The Binary Oppositions
Saussure’s theory is based on binary oppositions or dyads’, i.e., defining a unit in terms of what it is not, which give rise to oppositional pairs in which one is always superior to the other. The most fundamental binary opposition is related to the concept of sign, the basic unit of signification. In Saussure, the previously undivided sign gets divided into the signifier (the sound image) and the signified (the concept). Saussure stressed that the relationship between the signifier and the signified is conventional and arbitrary and that both terms are psychological in nature. There is no one-to-one relation between the signifier and the signified. For instance, the sound image “tree” may refer to different kinds of trees or it may even be a metaphor for the forest. Therefore, the second binary opposition is that of the langue and parole, where langue refers to language as a structural system based on certain rules, while parole refers to an individual expression of language. The terms langue and parole are parallel to the terms competence and performance formulated by Chomsky. The binary opposition of synchronic and diachronic refers to the study of the structure and functions of language at a particular point of time, and over a period of time respectively. Paradigmatic and Syntagmatic axes refer to the axes of selection and combination respectively, where syntagmatic denotes the relationship of units/words in a linear pattern, while ‘paradigmatic, axis constitutes of the interchangeable units in a language. It is inferred that meaning is arbitrary and unstable.
For example, Saussure uses ‘tree’ as an example, with the Latin ‘arbor’. Saussure’s theory states that the sound-image, the ‘arbor’ is arbitrary – without the concept, it doesn’t work. This is valid when looking at different languages; to a non-Latin speaker, ‘arbor’ means nothing. Combined with the concept, an image of a tree, or a tree in front of you, it becomes a sign. The point he is making is that language itself is actually arbitrary; it is the associations or concepts we assign to words that hold the meaning, the signs. Without these meanings, words would represent nothing.
 
Legacy
Saussure’s Course in General Linguistics proved to be of seminal influence in various fields such as Anthropology (Levi-Strauss), Semiology (Roland Barthes), the literary and philosophical concepts of Derrida, Marxist analysis of ideology by Althusser, psychoanalytical theories of Lacan, and analysis of language conducted by Feminists like Kristeva, Cixous, Irigaray.

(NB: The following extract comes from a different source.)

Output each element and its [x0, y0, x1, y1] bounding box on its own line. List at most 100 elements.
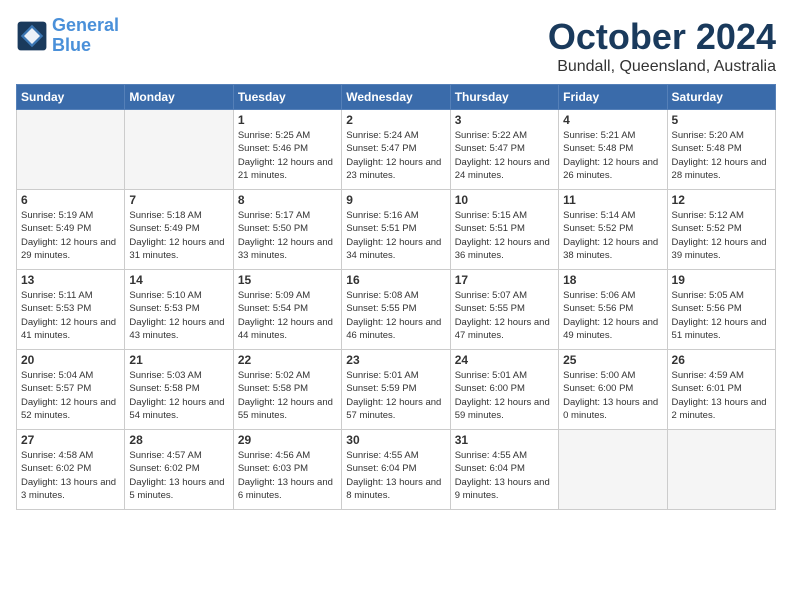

Saussure's status in contemporary theoretical linguistics, however, is much diminished, with many key positions now dated or subject to challenge, but post-structuralist 21st-century reception remains more open to Saussure's influence. His main contribution to structuralism was his theory of a two-tiered reality about language. The first is the langue, the abstract and invisible layer, while the second, the parole, refers to the actual speech that we hear in real life. This framework was later adopted by Claude Levi-Strauss, who used the two-tiered model to determine the reality of myths. His idea was that all myths have an underlying pattern, which forms the structure that makes them myths. These established the structuralist framework to literary criticism.